A year ago, Bailey played all 16 games for the ninth time in his career and was voted a starter for his 12th Pro Bowl -- a record for a defensive back. But he suffered a Lisfranc sprain on the turf at Seattle in the second preseason game, and at 35 years old, there were some doubts whether Bailey would ever be back.

"I had a million thoughts go through my head with this injury," he said. "And I've never had to deal with something like this. I knew I would come back. You might not have known, but I knew I'd be back at some point.

"My coaches, teammates they never gave up on me. They knew I'd be back to 100 percent at some point, and here I am. I'm playing probably my best football of the year because I haven't played much, and I'm just looking forward to the next one."

Bailey watched as other corners, notably Harris, took over the spot he manned since coming to Denver in 2004 in a blockbuster trade with Washington for running back Clinton Portis. The most dangerous thing he could do was come back too soon.

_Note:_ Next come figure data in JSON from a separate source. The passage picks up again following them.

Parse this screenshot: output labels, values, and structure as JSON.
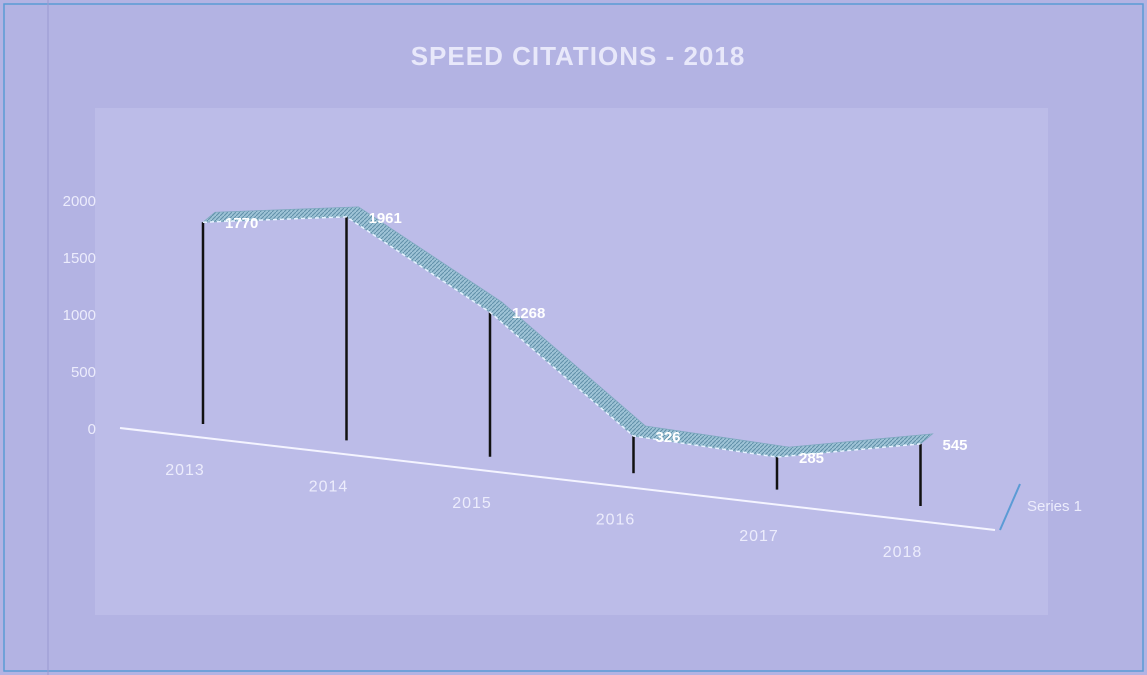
{
  "chart_data": {
    "type": "line",
    "title": "SPEED CITATIONS - 2018",
    "categories": [
      "2013",
      "2014",
      "2015",
      "2016",
      "2017",
      "2018"
    ],
    "series": [
      {
        "name": "Series 1",
        "color": "#5b9bd5",
        "values": [
          1770,
          1961,
          1268,
          326,
          285,
          545
        ]
      }
    ],
    "ylim": [
      0,
      2000
    ],
    "yticks": [
      0,
      500,
      1000,
      1500,
      2000
    ],
    "data_labels": true,
    "legend": "right"
  }
}
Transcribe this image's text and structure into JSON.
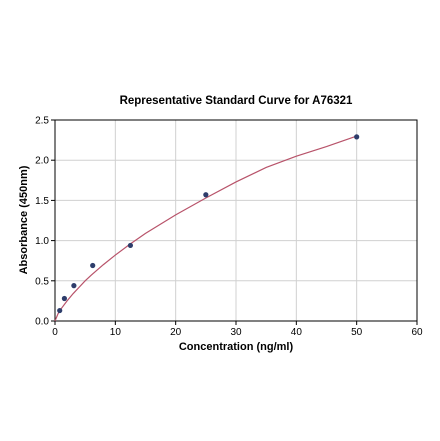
{
  "chart_data": {
    "type": "scatter",
    "title": "Representative Standard Curve for A76321",
    "xlabel": "Concentration (ng/ml)",
    "ylabel": "Absorbance (450nm)",
    "xlim": [
      0,
      60
    ],
    "ylim": [
      0,
      2.5
    ],
    "x_ticks": [
      "0",
      "10",
      "20",
      "30",
      "40",
      "50",
      "60"
    ],
    "y_ticks": [
      "0.0",
      "0.5",
      "1.0",
      "1.5",
      "2.0",
      "2.5"
    ],
    "grid": true,
    "legend": "none",
    "series": [
      {
        "x": [
          0.78,
          1.56,
          3.13,
          6.25,
          12.5,
          25,
          50
        ],
        "y": [
          0.13,
          0.28,
          0.44,
          0.69,
          0.94,
          1.57,
          2.29
        ],
        "marker_color": "#2e3d6b"
      }
    ],
    "fit_curve": {
      "color": "#b8536a",
      "x": [
        0,
        0.5,
        1,
        2,
        3,
        4,
        5,
        6,
        8,
        10,
        12.5,
        15,
        20,
        25,
        30,
        35,
        40,
        45,
        50
      ],
      "y": [
        0.0,
        0.09,
        0.15,
        0.25,
        0.34,
        0.42,
        0.5,
        0.57,
        0.7,
        0.82,
        0.96,
        1.09,
        1.32,
        1.53,
        1.73,
        1.91,
        2.05,
        2.17,
        2.3
      ]
    }
  }
}
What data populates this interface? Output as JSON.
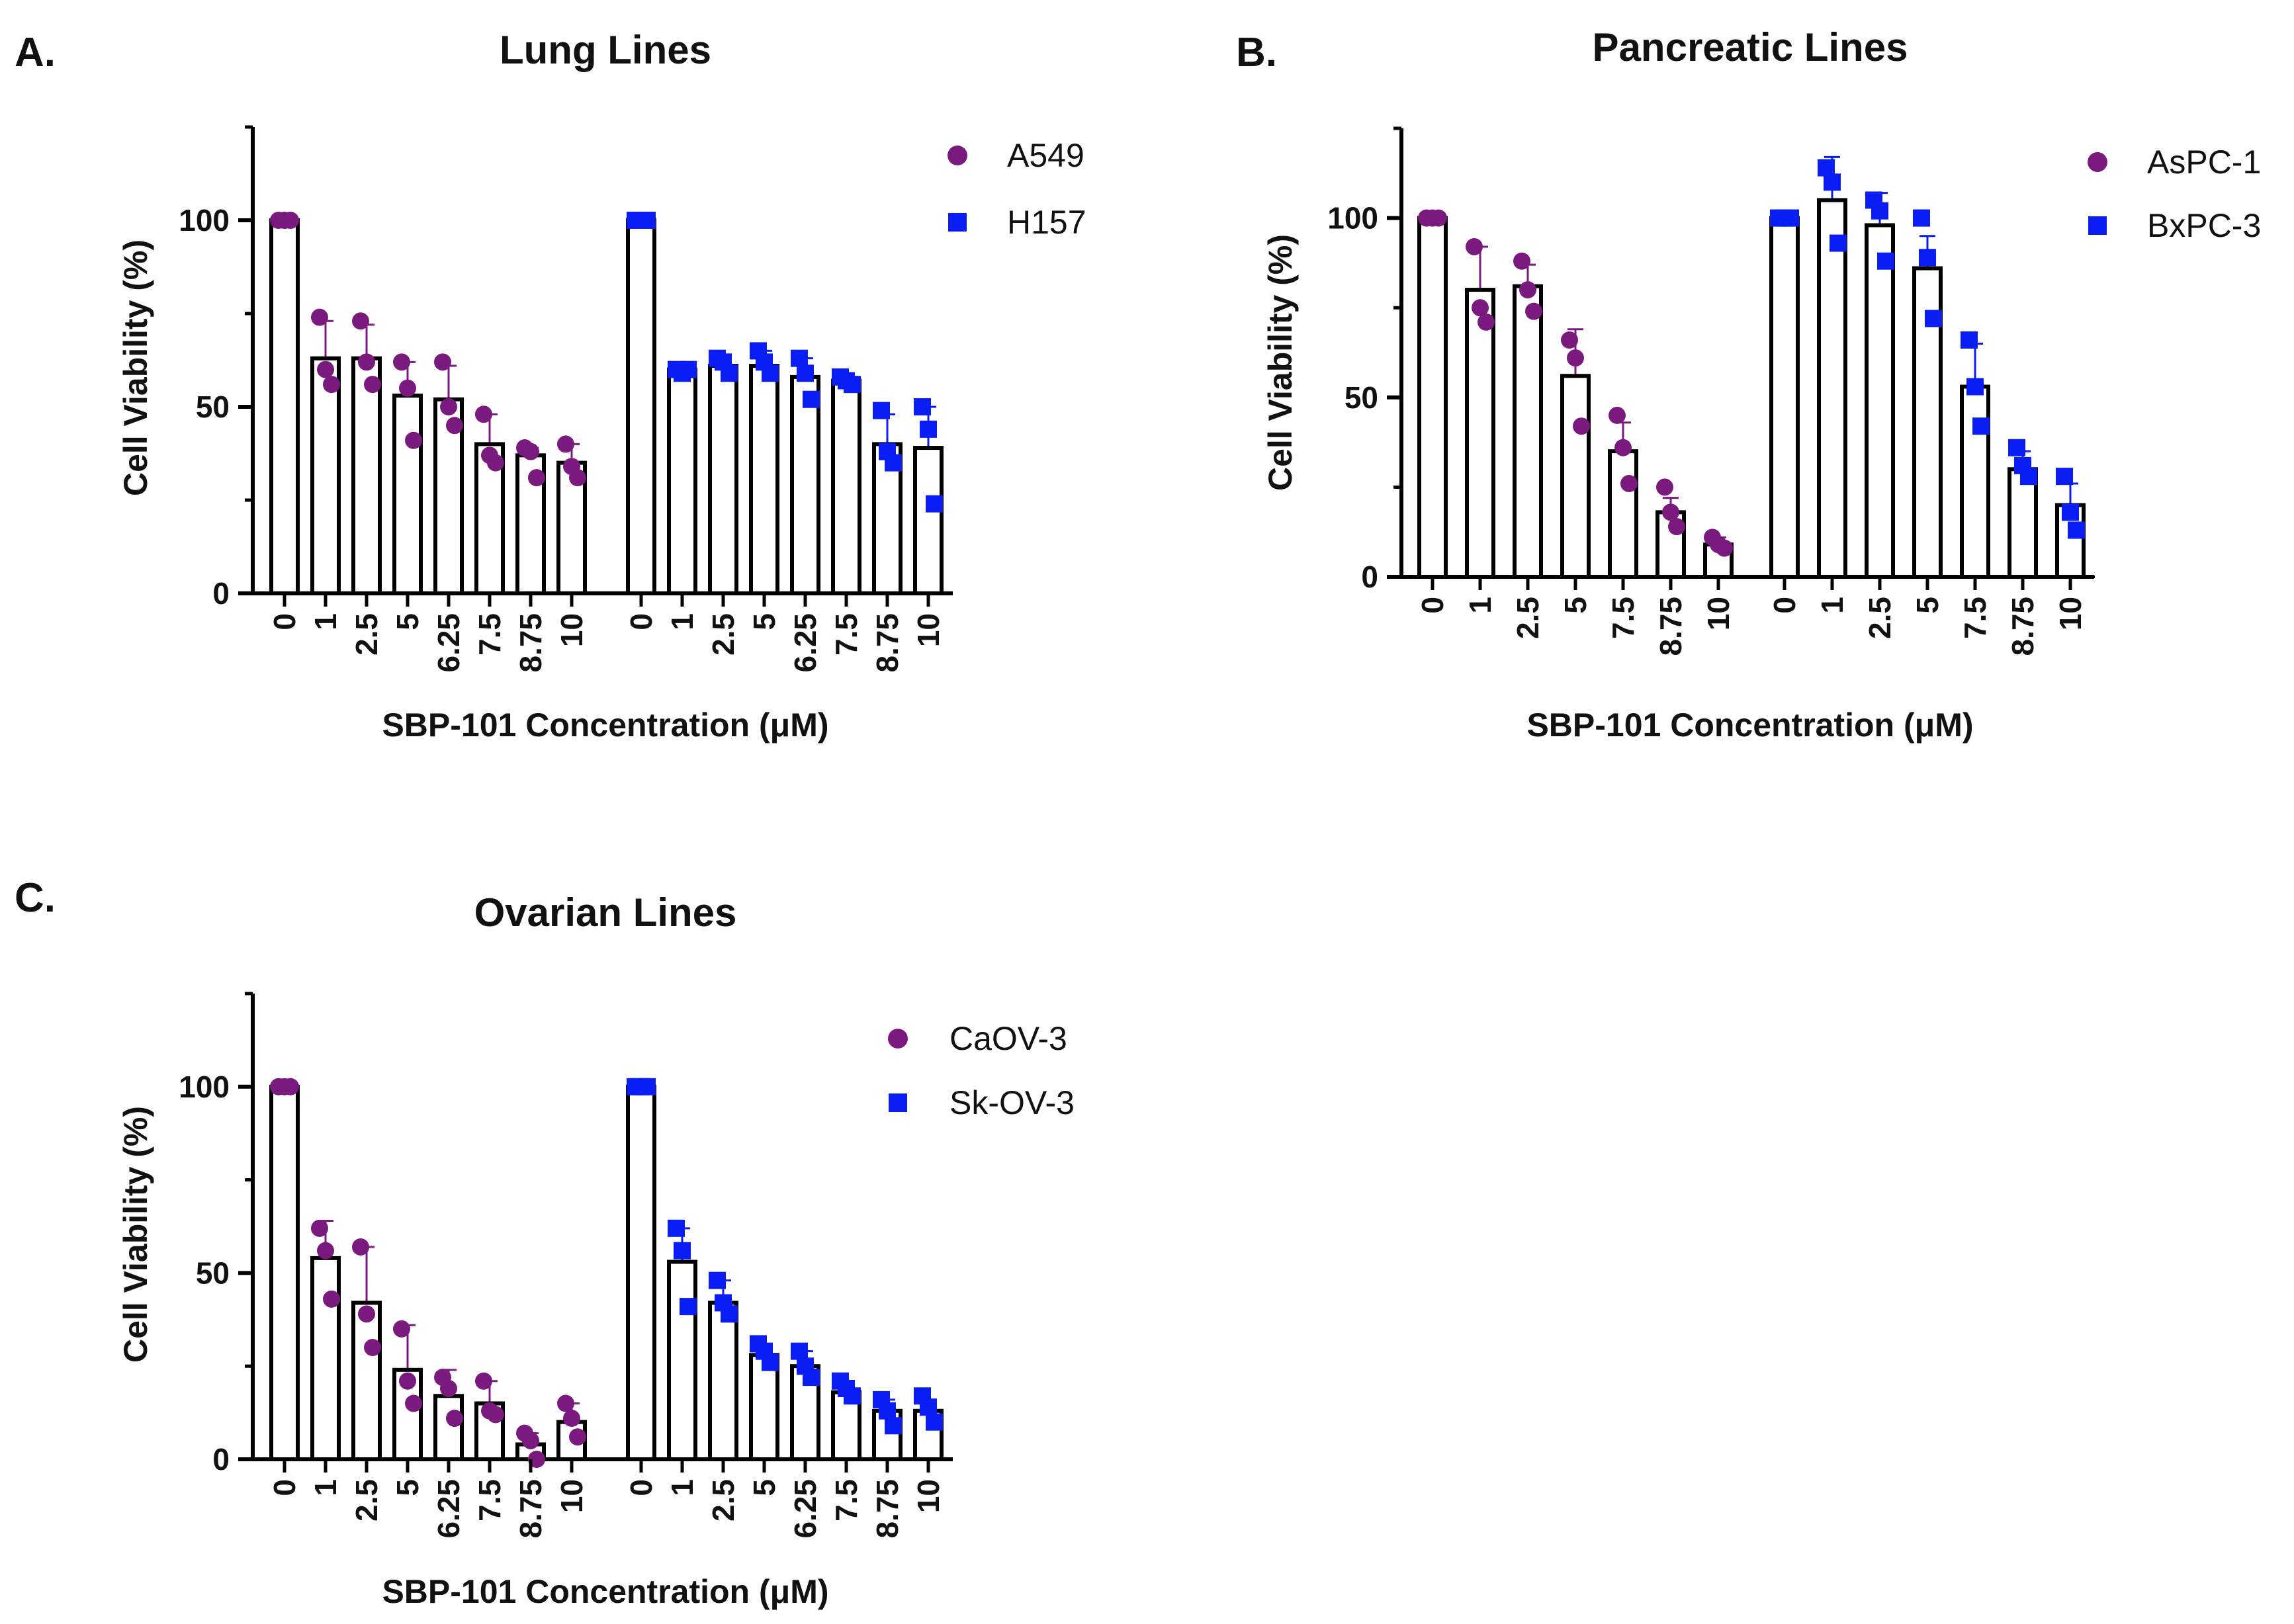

"I don't put damaged goods on the field, so that's just how I am," Bailey said . " . . . We're all banged up -- we all got something to deal with. It's not about my health. I mean I feel good and it showed (Sunday), and I'm just looking forward to the next one."

Bailey was one of several Broncos players who dealt with adversity, be it season-ending injuries to starters such as center Dan Koppen, tackle Ryan Clady and linebacker Von Miller or the heart surgery coach John Fox underwent in the middle of the season that sidelined him for four weeks.

"Well, every team goes through something," Bailey said. "Even New England, they went through a lot this year and they ended up here as well.

"These guys, starting with our head coach, he's done a great job of making us understand the moments and taking advantage of them. I think with his absence and coming back, we just found a way to win and keep going and that really (is a) credit to him because he made sure that we're prepared for things like that."